Voting must be concluded by July 30 so Carey can consider the results before making a decision over whether to approve the Tribune Co.'s reorganization plan.

Senior debtors who loaned the company $8.7 billion want to run the multi-conglomerate media company when it emerges from bankruptcy reorganization. Junior debtors are the main roadblock to that outcome, given that they have $3.6 billion in the company and will more than likely get next to nothing out of it unless they can successfully contend that the leveraged buyout was fraudulent.

Objections from many of these junior creditors were filed prior to the May 20 hearing; one characterized the disclosure statement as a "non-disclosure statement."
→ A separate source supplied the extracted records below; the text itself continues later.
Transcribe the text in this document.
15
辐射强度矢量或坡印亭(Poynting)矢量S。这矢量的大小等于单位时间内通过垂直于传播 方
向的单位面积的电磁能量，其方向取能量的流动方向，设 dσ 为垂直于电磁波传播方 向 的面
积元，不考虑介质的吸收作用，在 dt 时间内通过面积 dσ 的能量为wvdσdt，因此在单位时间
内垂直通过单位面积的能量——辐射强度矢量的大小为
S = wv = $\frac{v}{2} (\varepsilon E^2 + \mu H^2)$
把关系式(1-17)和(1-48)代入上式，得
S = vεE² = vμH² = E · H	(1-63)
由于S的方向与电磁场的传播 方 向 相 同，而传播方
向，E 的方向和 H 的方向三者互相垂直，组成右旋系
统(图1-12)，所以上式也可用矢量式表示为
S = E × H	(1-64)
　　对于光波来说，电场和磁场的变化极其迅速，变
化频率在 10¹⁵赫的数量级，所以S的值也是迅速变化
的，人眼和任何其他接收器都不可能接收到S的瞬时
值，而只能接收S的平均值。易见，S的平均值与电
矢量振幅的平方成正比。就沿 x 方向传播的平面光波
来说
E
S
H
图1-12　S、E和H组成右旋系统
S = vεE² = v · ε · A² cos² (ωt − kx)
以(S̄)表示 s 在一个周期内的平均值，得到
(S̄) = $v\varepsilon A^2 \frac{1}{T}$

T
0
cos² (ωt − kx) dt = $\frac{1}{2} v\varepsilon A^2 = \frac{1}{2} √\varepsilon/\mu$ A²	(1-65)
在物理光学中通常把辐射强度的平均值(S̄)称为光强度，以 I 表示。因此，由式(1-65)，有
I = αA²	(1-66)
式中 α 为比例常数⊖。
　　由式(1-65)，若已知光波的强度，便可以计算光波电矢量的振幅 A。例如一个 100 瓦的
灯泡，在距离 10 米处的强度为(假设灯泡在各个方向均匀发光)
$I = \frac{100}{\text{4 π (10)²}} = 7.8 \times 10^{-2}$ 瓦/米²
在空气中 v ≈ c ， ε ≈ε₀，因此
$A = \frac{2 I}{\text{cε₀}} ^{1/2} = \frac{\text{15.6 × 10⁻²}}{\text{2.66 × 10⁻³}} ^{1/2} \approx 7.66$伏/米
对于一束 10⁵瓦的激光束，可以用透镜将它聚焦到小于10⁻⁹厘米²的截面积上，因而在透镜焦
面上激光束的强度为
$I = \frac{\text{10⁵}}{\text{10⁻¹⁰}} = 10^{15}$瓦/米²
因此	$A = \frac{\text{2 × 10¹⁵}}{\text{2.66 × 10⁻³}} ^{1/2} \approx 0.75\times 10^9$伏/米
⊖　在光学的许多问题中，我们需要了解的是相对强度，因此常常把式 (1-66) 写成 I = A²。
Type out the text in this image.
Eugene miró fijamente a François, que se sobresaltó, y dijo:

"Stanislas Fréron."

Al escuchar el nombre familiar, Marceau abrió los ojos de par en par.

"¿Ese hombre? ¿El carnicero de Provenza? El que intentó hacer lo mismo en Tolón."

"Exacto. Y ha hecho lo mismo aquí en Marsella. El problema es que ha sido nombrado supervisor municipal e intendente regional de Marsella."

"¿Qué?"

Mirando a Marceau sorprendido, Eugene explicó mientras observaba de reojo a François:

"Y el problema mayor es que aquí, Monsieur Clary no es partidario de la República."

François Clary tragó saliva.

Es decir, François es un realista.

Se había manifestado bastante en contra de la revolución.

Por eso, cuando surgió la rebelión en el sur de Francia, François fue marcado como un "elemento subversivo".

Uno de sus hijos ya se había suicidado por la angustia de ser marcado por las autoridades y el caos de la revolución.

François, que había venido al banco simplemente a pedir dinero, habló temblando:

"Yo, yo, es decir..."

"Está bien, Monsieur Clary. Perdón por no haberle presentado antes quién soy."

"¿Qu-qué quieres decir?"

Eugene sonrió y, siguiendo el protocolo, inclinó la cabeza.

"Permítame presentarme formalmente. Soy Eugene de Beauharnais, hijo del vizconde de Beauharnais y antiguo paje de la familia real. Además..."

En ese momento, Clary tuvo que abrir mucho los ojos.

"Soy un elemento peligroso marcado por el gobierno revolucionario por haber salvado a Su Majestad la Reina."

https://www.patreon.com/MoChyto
They were not the only objectors to Tribune's reorganization plan. A previously silent contingent from the senior creditor group expressed anger over the limited information included in the disclosure statement related to the leveraged buyout, which was the source of most if not all of the objections.

The debtors have until mid-August to win approval for their plan, although there are many contingent factors and opposing camps that must be reconciled before that milestone is met.